But at the second feast, Esther reveals Haman's plot to destroy all of her fellow Jews. The king is furious, but in typical fashion cannot decide what to do, so he rushes into the garden to try to think. Meanwhile, Haman throws himself physically on the queen's couch just as the king reenters the room. Immediately, the king is convinced that Haman has recklessly attempted some sort of sexual contact with his queen and orders Haman to be hanged on the absurdly high (50 cubits or about 75 feet!) gallows he had built for Mordecai. What goes around comes around, and Haman's neck is publicly stretched.

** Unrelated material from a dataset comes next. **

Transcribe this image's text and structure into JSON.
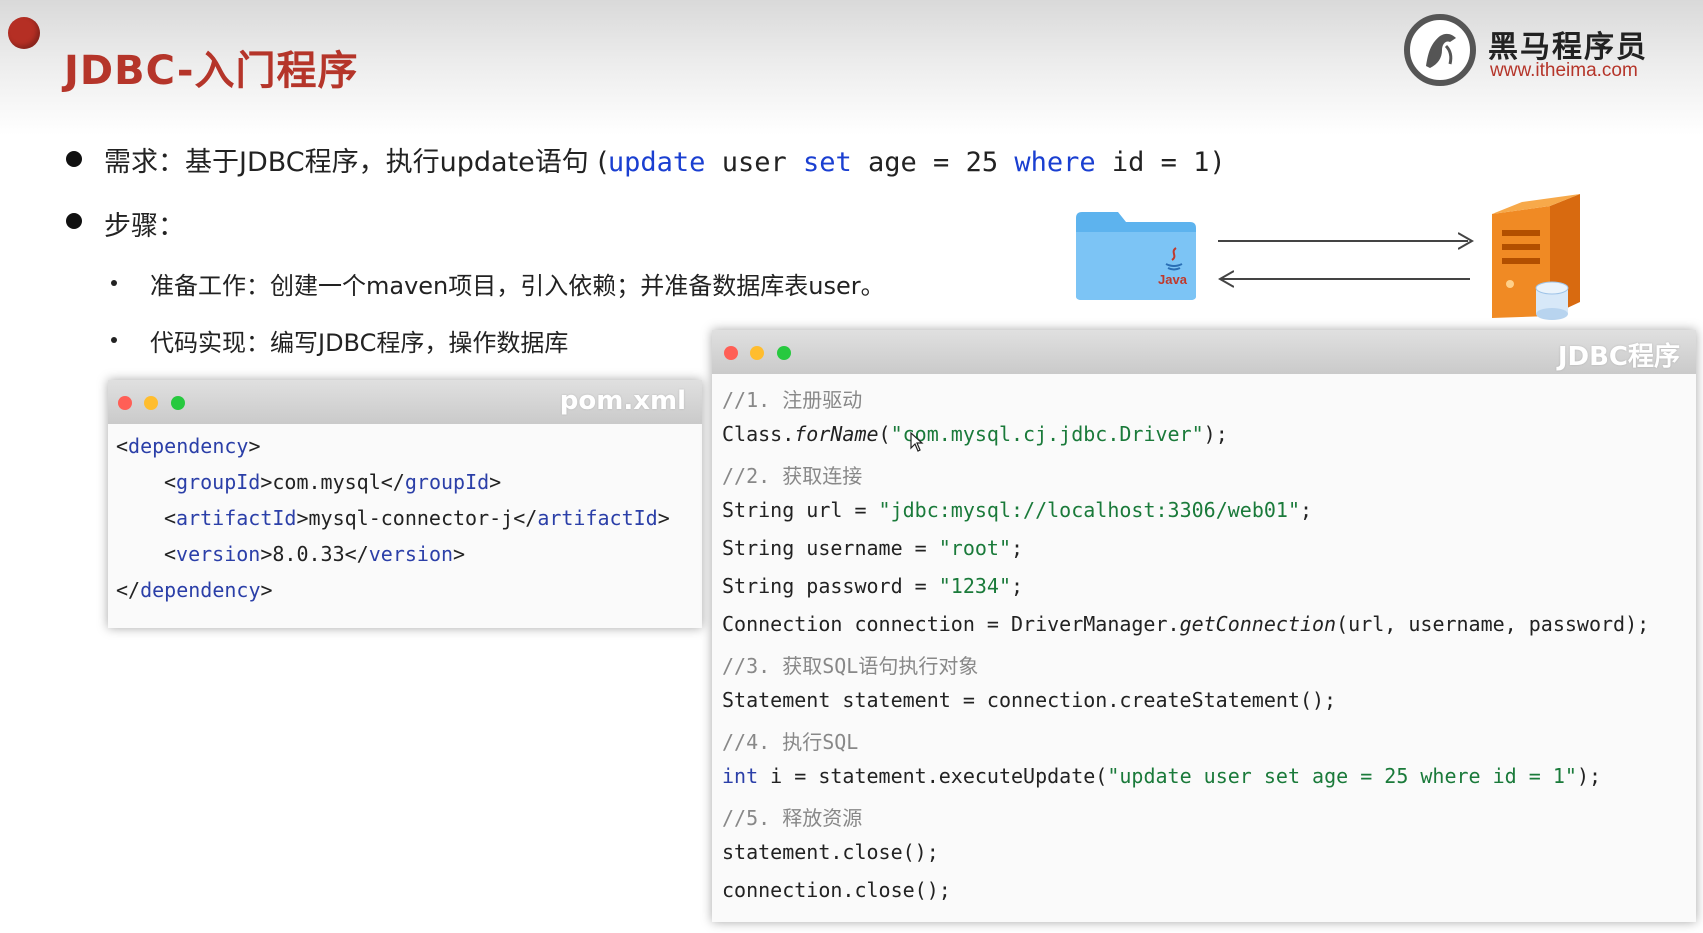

But the Jewish problems are not yet over, because when the Persian king decrees a thing, it must happen. And the destruction of the Jews has been decreed. So Esther begs the king to decree some more, this time to allow the Jews their day of revengeful destruction. And here is the great problem of the book. Does this new decree allow the Jews the right of self-defense against their enemies, or are they given the right to slaughter their enemies willy-nilly? And the answer appears to be "yes" on both counts. Esther 8:11 speaks of "defense," while 9:5-10 suggests a vast slaughter. Self-defense or freedom to kill? It makes a large difference, of course. It does make the book not the simple Good and Evil story it has been made out to be.
But it has served Judaism for centuries with a tale to provide hope in the midst of despair, and perhaps that is a far more important reason to reflect on it. All of us, in whatever exiles we are in, are ever in need of such stories when the flame of freedom is guttering and the spark of hope is dim. Who knows? Perhaps we too have come to our destinies for such a time as this?